Kesusastraan Indonesia modern selalu diwarnai oleh perdebatan yang menyangkut berbagai hal. Misalnya dapat mencatat polemik mengenai ada tidaknya krisis dalam sastra Indonesia, adanya kasus yang katanya plagiat, manifes kebudayaan, cerpen dan novel ternama, metode kritik sastra, ada tidaknya Angkatan 66 dalam sastra Indonesia, Pengadilan Puisi Indonesia Mutakhir, peran sastra dalam perubahan sosial, mengenai Angkatan '70 atau '80 dalam sastra Indonesia, sastra kontekstual dan lain-lain. Dalam pembahasan kali ini (dalam polemik kesusastraan Indonesia) yaitu tentang Pengadilan Puisi Indonesia.

Pengadilan Puisi (PPIM) 1974, merupakan gagasan awal dari Yayasan Arena yang diselenggarakan di Universitas Parahyangan Bandung, 8 September 1974. Melalui Sutardji Calzoum Bachri, Taufiq Ismail menerima surat dari Ketua Yayasan Arena, Djen Amar S.H., yang berisi undangan untuk baca sajak di Bandung dan mengikuti suatu acara kegiatan sastra.

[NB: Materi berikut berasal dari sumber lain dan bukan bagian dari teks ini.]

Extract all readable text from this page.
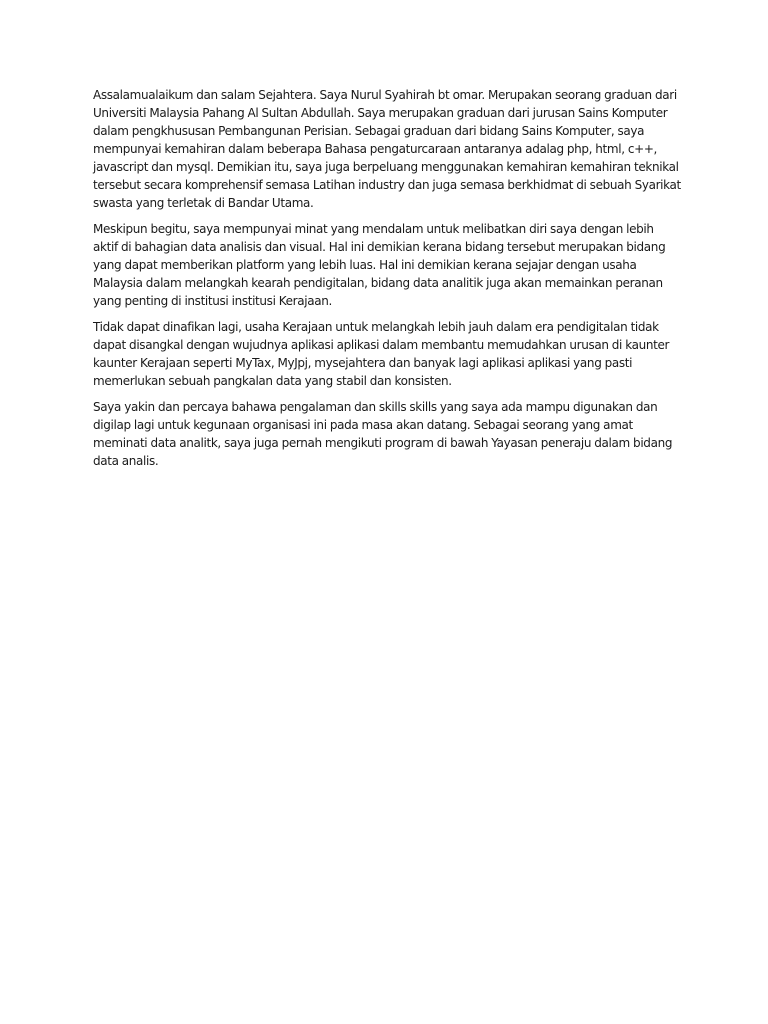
Assalamualaikum dan salam Sejahtera. Saya Nurul Syahirah bt omar. Merupakan seorang graduan dari Universiti Malaysia Pahang Al Sultan Abdullah. Saya merupakan graduan dari jurusan Sains Komputer dalam pengkhususan Pembangunan Perisian. Sebagai graduan dari bidang Sains Komputer, saya mempunyai kemahiran dalam beberapa Bahasa pengaturcaraan antaranya adalag php, html, c++, javascript dan mysql. Demikian itu, saya juga berpeluang menggunakan kemahiran kemahiran teknikal tersebut secara komprehensif semasa Latihan industry dan juga semasa berkhidmat di sebuah Syarikat swasta yang terletak di Bandar Utama.

Meskipun begitu, saya mempunyai minat yang mendalam untuk melibatkan diri saya dengan lebih aktif di bahagian data analisis dan visual. Hal ini demikian kerana bidang tersebut merupakan bidang yang dapat memberikan platform yang lebih luas. Hal ini demikian kerana sejajar dengan usaha Malaysia dalam melangkah kearah pendigitalan, bidang data analitik juga akan memainkan peranan yang penting di institusi institusi Kerajaan.

Tidak dapat dinafikan lagi, usaha Kerajaan untuk melangkah lebih jauh dalam era pendigitalan tidak dapat disangkal dengan wujudnya aplikasi aplikasi dalam membantu memudahkan urusan di kaunter kaunter Kerajaan seperti MyTax, MyJpj, mysejahtera dan banyak lagi aplikasi aplikasi yang pasti memerlukan sebuah pangkalan data yang stabil dan konsisten.

Saya yakin dan percaya bahawa pengalaman dan skills skills yang saya ada mampu digunakan dan digilap lagi untuk kegunaan organisasi ini pada masa akan datang. Sebagai seorang yang amat meminati data analitk, saya juga pernah mengikuti program di bawah Yayasan peneraju dalam bidang data analis.
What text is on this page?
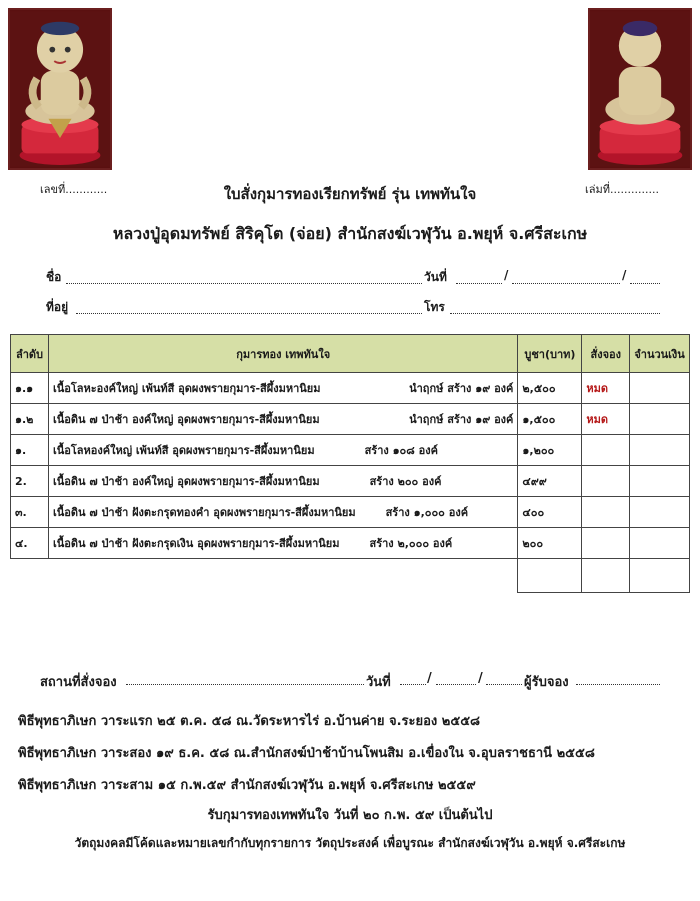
เลขที่............	เล่มที่..............
ใบสั่งกุมารทองเรียกทรัพย์ รุ่น เทพทันใจ
หลวงปู่อุดมทรัพย์ สิริคุโต (จ่อย) สำนักสงฆ์เวฬุวัน อ.พยุห์ จ.ศรีสะเกษ
ชื่อ	วันที่	/	/
ที่อยู่	โทร
ลำดับ	กุมารทอง เทพทันใจ	บูชา(บาท)	สั่งจอง	จำนวนเงิน
๑.๑	เนื้อโลหะองค์ใหญ่ เพ้นท์สี อุดผงพรายกุมาร-สีผึ้งมหานิยม นำฤกษ์ สร้าง ๑๙ องค์	๒,๕๐๐	หมด	
๑.๒	เนื้อดิน ๗ ป่าช้า องค์ใหญ่ อุดผงพรายกุมาร-สีผึ้งมหานิยม นำฤกษ์ สร้าง ๑๙ องค์	๑,๕๐๐	หมด	
๑.	เนื้อโลหองค์ใหญ่ เพ้นท์สี อุดผงพรายกุมาร-สีผึ้งมหานิยม สร้าง ๑๐๘ องค์	๑,๒๐๐		
2.	เนื้อดิน ๗ ป่าช้า องค์ใหญ่ อุดผงพรายกุมาร-สีผึ้งมหานิยม สร้าง ๒๐๐ องค์	๔๙๙		
๓.	เนื้อดิน ๗ ป่าช้า ฝังตะกรุดทองคำ อุดผงพรายกุมาร-สีผึ้งมหานิยม สร้าง ๑,๐๐๐ องค์	๔๐๐		
๔.	เนื้อดิน ๗ ป่าช้า ฝังตะกรุดเงิน อุดผงพรายกุมาร-สีผึ้งมหานิยม สร้าง ๒,๐๐๐ องค์	๒๐๐		

สถานที่สั่งจอง	วันที่	/	/	ผู้รับจอง
พิธีพุทธาภิเษก วาระแรก ๒๕ ต.ค. ๕๘ ณ.วัดระหารไร่ อ.บ้านค่าย จ.ระยอง ๒๕๕๘
พิธีพุทธาภิเษก วาระสอง ๑๙ ธ.ค. ๕๘ ณ.สำนักสงฆ์ป่าช้าบ้านโพนสิม อ.เขื่องใน จ.อุบลราชธานี ๒๕๕๘
พิธีพุทธาภิเษก วาระสาม ๑๕ ก.พ.๕๙ สำนักสงฆ์เวฬุวัน อ.พยุห์ จ.ศรีสะเกษ ๒๕๕๙
รับกุมารทองเทพทันใจ วันที่ ๒๐ ก.พ. ๕๙ เป็นต้นไป
วัตถุมงคลมีโค้ดและหมายเลขกำกับทุกรายการ วัตถุประสงค์ เพื่อบูรณะ สำนักสงฆ์เวฬุวัน อ.พยุห์ จ.ศรีสะเกษ
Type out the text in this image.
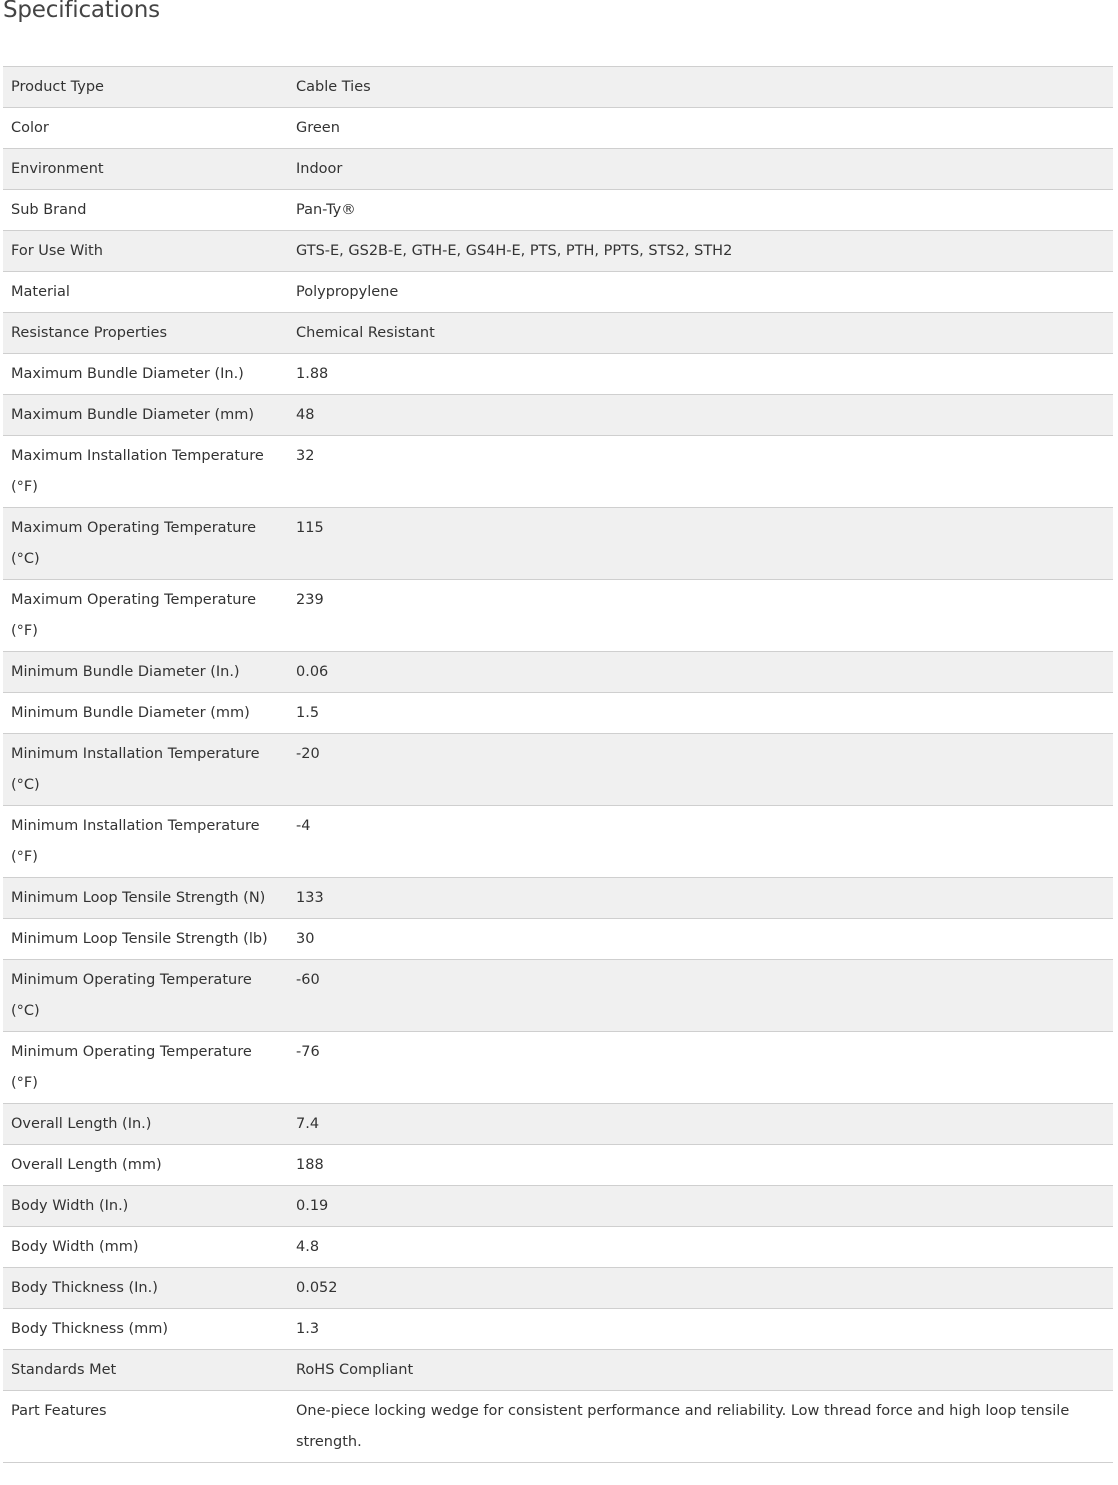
Specifications
Product Type	Cable Ties
Color	Green
Environment	Indoor
Sub Brand	Pan-Ty®
For Use With	GTS-E, GS2B-E, GTH-E, GS4H-E, PTS, PTH, PPTS, STS2, STH2
Material	Polypropylene
Resistance Properties	Chemical Resistant
Maximum Bundle Diameter (In.)	1.88
Maximum Bundle Diameter (mm)	48
Maximum Installation Temperature (°F)	32
Maximum Operating Temperature (°C)	115
Maximum Operating Temperature (°F)	239
Minimum Bundle Diameter (In.)	0.06
Minimum Bundle Diameter (mm)	1.5
Minimum Installation Temperature (°C)	-20
Minimum Installation Temperature (°F)	-4
Minimum Loop Tensile Strength (N)	133
Minimum Loop Tensile Strength (lb)	30
Minimum Operating Temperature (°C)	-60
Minimum Operating Temperature (°F)	-76
Overall Length (In.)	7.4
Overall Length (mm)	188
Body Width (In.)	0.19
Body Width (mm)	4.8
Body Thickness (In.)	0.052
Body Thickness (mm)	1.3
Standards Met	RoHS Compliant
Part Features	One-piece locking wedge for consistent performance and reliability. Low thread force and high loop tensile strength.
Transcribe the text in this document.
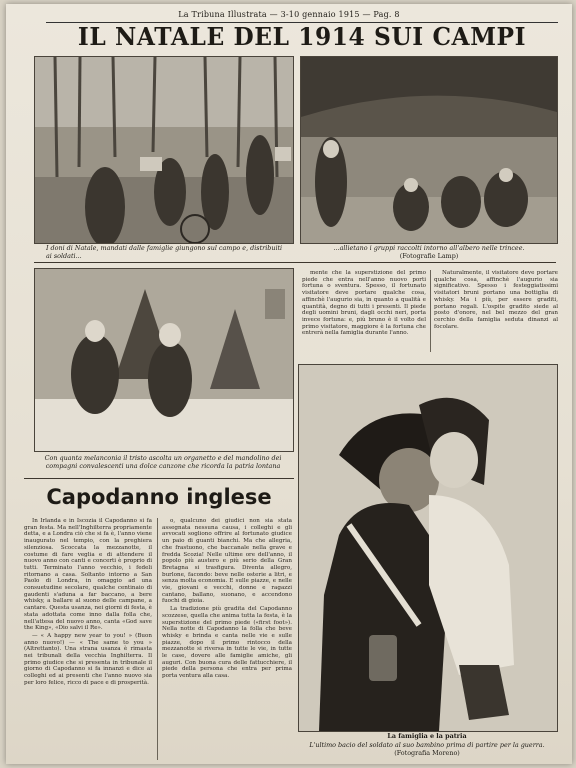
La Tribuna Illustrata — 3-10 gennaio 1915 — Pag. 8
IL NATALE DEL 1914 SUI CAMPI
I doni di Natale, mandati dalle famiglie giungono sul campo e, distribuiti ai soldati...
...allietano i gruppi raccolti intorno all'albero nelle trincee.
(Fotografie Lamp)
Con quanta melanconia il tristo ascolta un organetto e del mandolino dei compagni convalescenti una dolce canzone che ricorda la patria lontana

mente che la superstizione del primo piede che entra nell'anno nuovo porti fortuna o sventura. Spesso, il fortunato visitatore deve portare qualche cosa, affinchè l'augurio sia, in quanto a qualità e quantità, degno di tutti i presenti. Il piede degli uomini bruni, dagli occhi neri, porta invece fortuna: e, più bruno è il volto del primo visitatore, maggiore è la fortuna che entrerà nella famiglia durante l'anno.

Naturalmente, il visitatore deve portare qualche cosa, affinchè l'augurio sia significativo. Spesso i festeggiatissimi visitatori bruni portano una bottiglia di whisky. Ma i più, per essere graditi, portano regali. L'ospite gradito siede al posto d'onore, nel bel mezzo del gran cerchio della famiglia seduta dinanzi al focolare.

La famiglia e la patria
L'ultimo bacio del soldato al suo bambino prima di partire per la guerra.
(Fotografia Moreno)
Capodanno inglese

In Irlanda e in Iscozia il Capodanno si fa gran festa. Ma nell'Inghilterra propriamente detta, e a Londra ciò che si fa è, l'anno viene inaugurato nel tempio, con la preghiera silenziosa. Scoccata la mezzanotte, il costume di fare veglia e di attendere il nuovo anno con canti e concerti è proprio di tutti. Terminato l'anno vecchio, i fedeli ritornano a casa. Soltanto intorno a San Paolo di Londra, in omaggio ad una consuetudine secolare, qualche centinaio di gaudenti s'aduna a far baccano, a bere whisky, a ballare al suono delle campane, a cantare. Questa usanza, nei giorni di festa, è stata adottata come inno dalla folla che, nell'attesa del nuovo anno, canta «God save the King», «Dio salvi il Re».

— « A happy new year to you! » (Buon anno nuovo!) — « The same to you » (Altrettanto). Una strana usanza è rimasta nei tribunali della vecchia Inghilterra. Il primo giudice che si presenta in tribunale il giorno di Capodanno si fa innanzi e dice ai colleghi ed ai presenti che l'anno nuovo sia per loro felice, ricco di pace e di prosperità.

o, qualcuno dei giudici non sia stata assegnata nessuna causa, i colleghi e gli avvocati sogliono offrire al fortunato giudice un paio di guanti bianchi. Ma che allegria, che frastuono, che baccanale nella grave e fredda Scozia! Nelle ultime ore dell'anno, il popolo più austero e più serio della Gran Bretagna si trasfigura. Diventa allegro, burlone, facondo: beve nelle osterie a litri, e senza molta economia. E sulle piazze, e nelle vie, giovani e vecchi, donne e ragazzi cantano, ballano, suonano, e accendono fuochi di gioia.

La tradizione più gradita del Capodanno scozzese, quella che anima tutta la festa, è la superstizione del primo piede («first foot»). Nella notte di Capodanno la folla che beve whisky e brinda e canta nelle vie e sulle piazze, dopo il primo rintocco della mezzanotte si riversa in tutte le vie, in tutte le case, dovere alle famiglie amiche, gli auguri. Con buona cura delle fattucchiere, il piede della persona che entra per prima porta ventura alla casa.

Pada saat Taufiq Ismail meminta untuk mengundurkan acaranya di minggu pertama atau minggu kedua bulan September. Maka dimulailah pada tanggal 8 September 1974. Sekitar dua minggu setelah itu, diselenggarakanlah acara “Jawaban Atas Pengadilan Puisi” dari mereka (masyarakat sastra) di Bandung.
Si Terdakwa ialah Puisi Indonesia Mutakhir yang tentu didukung oleh penyair Indonesia mutakhir. Di sini timbul pertanyaan. Semua para pengadil adalah penyair Indonesia mutakhir. Apakah mereka mengadili diri sendiri? Ini tentu bisa saja, kalau para pengadil tidak merasa turut bersalah dan sekadar hendak mengadili mereka penulis puisi yang bersalah. Anehnya, Sapardi Joko Damono yang mestinya duduk di kursi terdakwa turut pula menjadi pembela. Demikian pula Abdul Hadi yang disebut-sebut sebagai terdakwa,, berfungsi pula sebagai saksi, sekaligus sebagai saksi a decharge. Malahan pembela Taufiq Ismail seharusnya duduk di kursi terdakwa, karena ia turut bersalah duduk dalam redaksi Horison yang dituntut supaya dicabut izin terbitnya. Lebih aneh lagi saksi Sides Sudyarto yang dalam kesaksiannya mengatakan bahwa sejak Chairil Anwar sudah tidak ada lagi puisi Indonesia. Dengan demikian dia menerjang habis Hakim Ketua, Hakim Anggota, Jaksa Penuntut Umum, Tim Pembela, semua para Saksi, yang adalah penyair-penyair sesudah Chairil Anwar, termasuk dirinya sendiri. Menurut saksi ini, semua, mereka itu hanya mendompleng pada gaya CA, dengan mereka-reka kata yang kemudian diberi cap “puisi” dengan seenaknya.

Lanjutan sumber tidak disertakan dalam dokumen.